FERPA, in higher education, deals specifically with the education records of students who reach the age of 18 or who attend a post-secondary institution, affording them certain rights with respect to those records. Institutions may grant a student more rights than those guaranteed in the Act.
FERPA applies to students who are or have been in attendance, including those in cooperative and correspondence study.
Primary Rights Afforded to Students By FERPA:
- Right to inspect and review the education records
- Right to seek to have the records amended
- Right to have some control over the disclosure of information from the records. Institutions may not disclose information contained in education records without the student's written consent, except under conditions specified in the Act (those items determined by the institution to be "directory information").

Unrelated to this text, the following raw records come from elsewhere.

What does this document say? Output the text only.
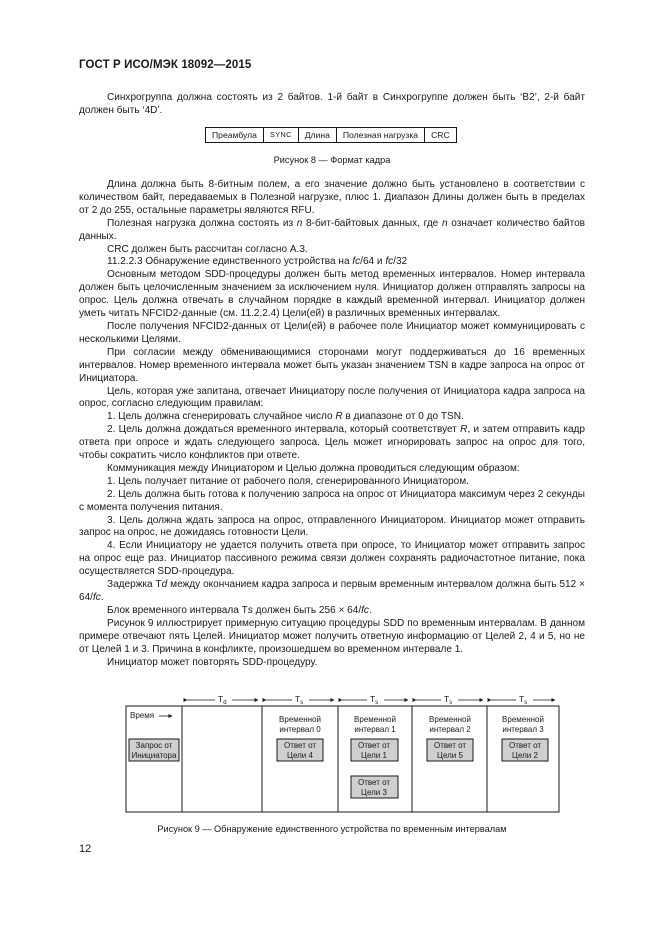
ГОСТ Р ИСО/МЭК 18092—2015

Синхрогруппа должна состоять из 2 байтов. 1-й байт в Синхрогруппе должен быть ‘B2’, 2-й байт должен быть ‘4D’.

Преамбула	SYNC	Длина	Полезная нагрузка	CRC
Рисунок 8 — Формат кадра

Длина должна быть 8-битным полем, а его значение должно быть установлено в соответствии с количеством байт, передаваемых в Полезной нагрузке, плюс 1. Диапазон Длины должен быть в пределах от 2 до 255, остальные параметры являются RFU.

Полезная нагрузка должна состоять из n 8-бит-байтовых данных, где n означает количество байтов данных.

CRC должен быть рассчитан согласно А.3.

11.2.2.3 Обнаружение единственного устройства на fc/64 и fc/32

Основным методом SDD-процедуры должен быть метод временных интервалов. Номер интервала должен быть целочисленным значением за исключением нуля. Инициатор должен отправлять запросы на опрос. Цель должна отвечать в случайном порядке в каждый временной интервал. Инициатор должен уметь читать NFCID2-данные (см. 11.2.2.4) Цели(ей) в различных временных интервалах.

После получения NFCID2-данных от Цели(ей) в рабочее поле Инициатор может коммуницировать с несколькими Целями.

При согласии между обменивающимися сторонами могут поддерживаться до 16 временных интервалов. Номер временного интервала может быть указан значением TSN в кадре запроса на опрос от Инициатора.

Цель, которая уже запитана, отвечает Инициатору после получения от Инициатора кадра запроса на опрос, согласно следующим правилам:

1. Цель должна сгенерировать случайное число R в диапазоне от 0 до TSN.

2. Цель должна дождаться временного интервала, который соответствует R, и затем отправить кадр ответа при опросе и ждать следующего запроса. Цель может игнорировать запрос на опрос для того, чтобы сократить число конфликтов при ответе.

Коммуникация между Инициатором и Целью должна проводиться следующим образом:

1. Цель получает питание от рабочего поля, сгенерированного Инициатором.

2. Цель должна быть готова к получению запроса на опрос от Инициатора максимум через 2 секунды с момента получения питания.

3. Цель должна ждать запроса на опрос, отправленного Инициатором. Инициатор может отправить запрос на опрос, не дожидаясь готовности Цели.

4. Если Инициатору не удается получить ответа при опросе, то Инициатор может отправить запрос на опрос еще раз. Инициатор пассивного режима связи должен сохранять радиочастотное питание, пока осуществляется SDD-процедура.

Задержка Td между окончанием кадра запроса и первым временным интервалом должна быть 512 × 64/fc.

Блок временного интервала Ts должен быть 256 × 64/fc.

Рисунок 9 иллюстрирует примерную ситуацию процедуры SDD по временным интервалам. В данном примере отвечают пять Целей. Инициатор может получить ответную информацию от Целей 2, 4 и 5, но не от Целей 1 и 3. Причина в конфликте, произошедшем во временном интервале 1.

Инициатор может повторять SDD-процедуру.

$T_d$	$T_s$	$T_s$	$T_s$	$T_s$
Время	Временной
интервал 0
Временной
интервал 1
Временной
интервал 2
Временной
интервал 3
Запрос от
Инициатора
Ответ от
Цели 4
Ответ от
Цели 1
Ответ от
Цели 5
Ответ от
Цели 2
Ответ от
Цели 3
Рисунок 9 — Обнаружение единственного устройства по временным интервалам
12
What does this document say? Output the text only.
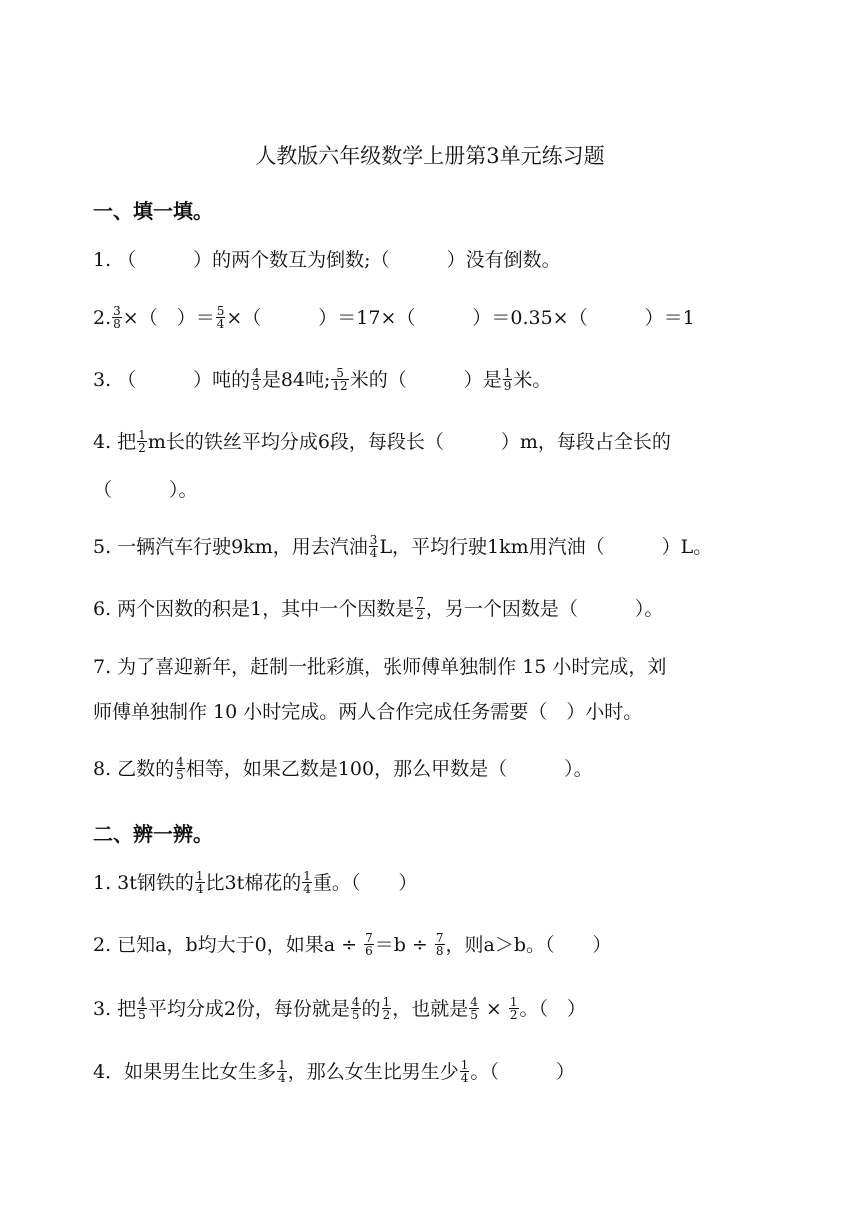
人教版六年级数学上册第3单元练习题
一、填一填。
1. （　　　）的两个数互为倒数;（　　　）没有倒数。
2. $\frac{3}{8}$ ×（　）＝ $\frac{5}{4}$ ×（　　　）＝17×（　　　）＝0.35×（　　　）＝1
3. （　　　）吨的 $\frac{4}{5}$ 是84吨; $\frac{5}{12}$ 米的（　　　）是 $\frac{1}{9}$ 米。
4. 把 $\frac{1}{2}$ m长的铁丝平均分成6段，每段长（　　　）m，每段占全长的
（　　　）。
5. 一辆汽车行驶9km，用去汽油 $\frac{3}{4}$ L，平均行驶1km用汽油（　　　）L。
6. 两个因数的积是1，其中一个因数是 $\frac{7}{2}$ ，另一个因数是（　　　）。
7. 为了喜迎新年，赶制一批彩旗，张师傅单独制作 15 小时完成，刘
师傅单独制作 10 小时完成。两人合作完成任务需要（　）小时。
8. 乙数的 $\frac{4}{5}$ 相等，如果乙数是100，那么甲数是（　　　）。
二、辨一辨。
1. 3t钢铁的 $\frac{1}{4}$ 比3t棉花的 $\frac{1}{4}$ 重。（　　）
2. 已知a，b均大于0，如果$a \div \frac{7}{6} =b \div \frac{7}{8}$ ，则a＞b。（　　）
3. 把 $\frac{4}{5}$ 平均分成2份，每份就是 $\frac{4}{5}$ 的 $\frac{1}{2}$ ，也就是 $\frac{4}{5} \times \frac{1}{2}$ 。（　）
4．如果男生比女生多 $\frac{1}{4}$ ，那么女生比男生少 $\frac{1}{4}$ 。（　　　）
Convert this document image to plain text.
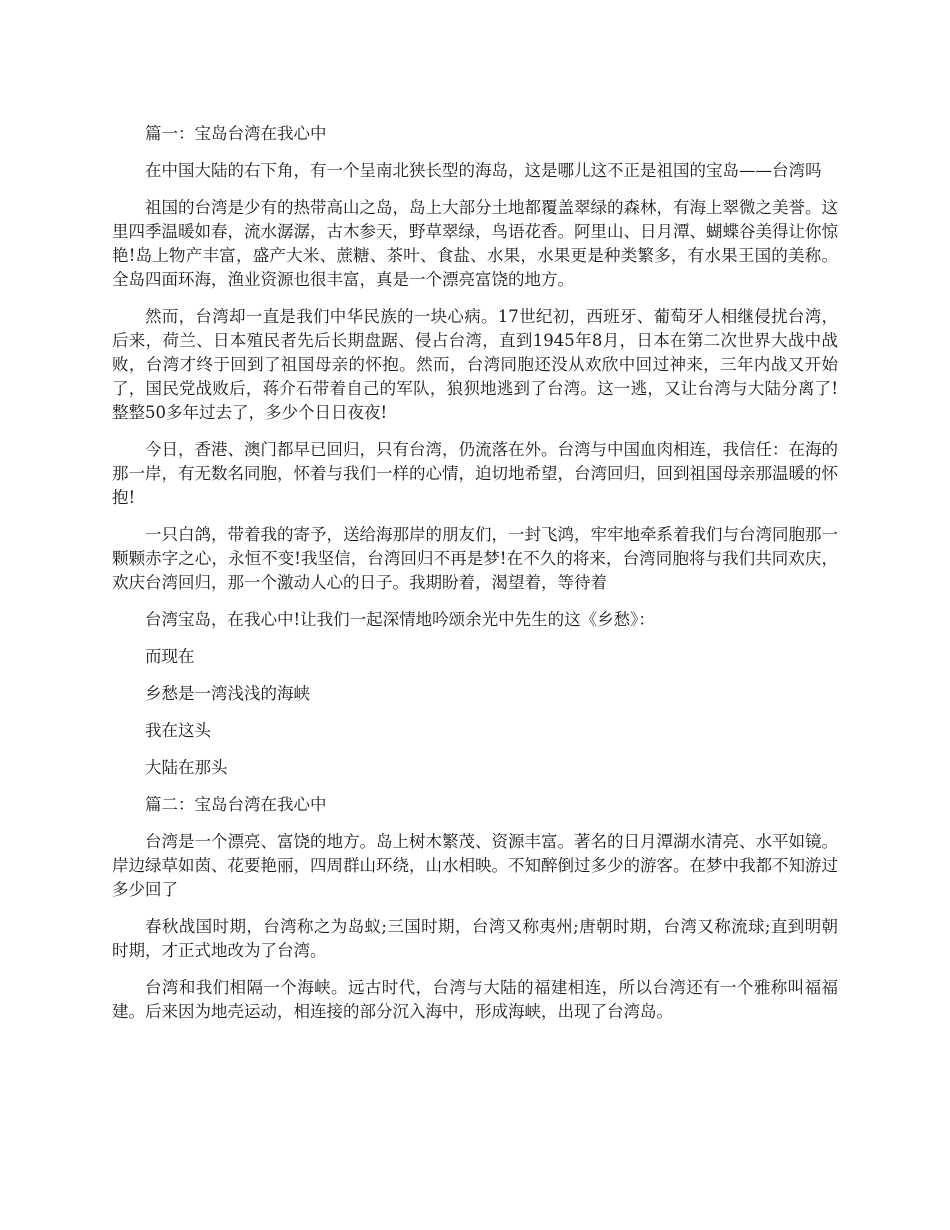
篇一：宝岛台湾在我心中

在中国大陆的右下角，有一个呈南北狭长型的海岛，这是哪儿这不正是祖国的宝岛——台湾吗

祖国的台湾是少有的热带高山之岛，岛上大部分土地都覆盖翠绿的森林，有海上翠微之美誉。这里四季温暖如春，流水潺潺，古木参天，野草翠绿，鸟语花香。阿里山、日月潭、蝴蝶谷美得让你惊艳!岛上物产丰富，盛产大米、蔗糖、茶叶、食盐、水果，水果更是种类繁多，有水果王国的美称。全岛四面环海，渔业资源也很丰富，真是一个漂亮富饶的地方。

然而，台湾却一直是我们中华民族的一块心病。17世纪初，西班牙、葡萄牙人相继侵扰台湾，后来，荷兰、日本殖民者先后长期盘踞、侵占台湾，直到1945年8月，日本在第二次世界大战中战败，台湾才终于回到了祖国母亲的怀抱。然而，台湾同胞还没从欢欣中回过神来，三年内战又开始了，国民党战败后，蒋介石带着自己的军队，狼狈地逃到了台湾。这一逃，又让台湾与大陆分离了!整整50多年过去了，多少个日日夜夜!

今日，香港、澳门都早已回归，只有台湾，仍流落在外。台湾与中国血肉相连，我信任：在海的那一岸，有无数名同胞，怀着与我们一样的心情，迫切地希望，台湾回归，回到祖国母亲那温暖的怀抱!

一只白鸽，带着我的寄予，送给海那岸的朋友们，一封飞鸿，牢牢地牵系着我们与台湾同胞那一颗颗赤字之心，永恒不变!我坚信，台湾回归不再是梦!在不久的将来，台湾同胞将与我们共同欢庆，欢庆台湾回归，那一个激动人心的日子。我期盼着，渴望着，等待着

台湾宝岛，在我心中!让我们一起深情地吟颂余光中先生的这《乡愁》：

而现在

乡愁是一湾浅浅的海峡

我在这头

大陆在那头

篇二：宝岛台湾在我心中

台湾是一个漂亮、富饶的地方。岛上树木繁茂、资源丰富。著名的日月潭湖水清亮、水平如镜。岸边绿草如茵、花要艳丽，四周群山环绕，山水相映。不知醉倒过多少的游客。在梦中我都不知游过多少回了

春秋战国时期，台湾称之为岛蚁;三国时期，台湾又称夷州;唐朝时期，台湾又称流球;直到明朝时期，才正式地改为了台湾。

台湾和我们相隔一个海峡。远古时代，台湾与大陆的福建相连，所以台湾还有一个雅称叫福福建。后来因为地壳运动，相连接的部分沉入海中，形成海峡，出现了台湾岛。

- Right to file complaints with:
U.S. Department of Education
Family Compliance Office
600 Independence Ave SW
Washington, DC 20202
FERPA allows school to disclose information, without the student's consent, to the following parties:
- School Officials - members of an institution who act in the student's educational interest within the limitations of their need to know in order to perform their professional responsibilities. May include faculty, administration, clerical and professional employees, students serving on an official committee, a person or company with whom the college has contracted, and other persons who manage student education record information (including law enforcement personnel and health staff).
- Other state or federal agencies as defined by the Act
Notification of Directory Information
Under the provisions of FERPA, directory information is considered public information and, as such, may be made available through the approval of the Registrar and, when appropriate, other college officials, to third parties unless the student requests to be excluded from such published information. Students who do not wish to have directory information made public, must notify the Registrar in writing by the third day of classes in any full semester.
Directory information may include your name, parents' names, local and home address, local and home telephone numbers, email address, major field of study, class year, dates of attendance, degrees, class rank to be used in determining eligibility for honors and awards, information related to participation in officially recognized activities and sports, activities, intercollegiate athletic participation, other appropriate recognition, and educational agencies and institutions attended by the student.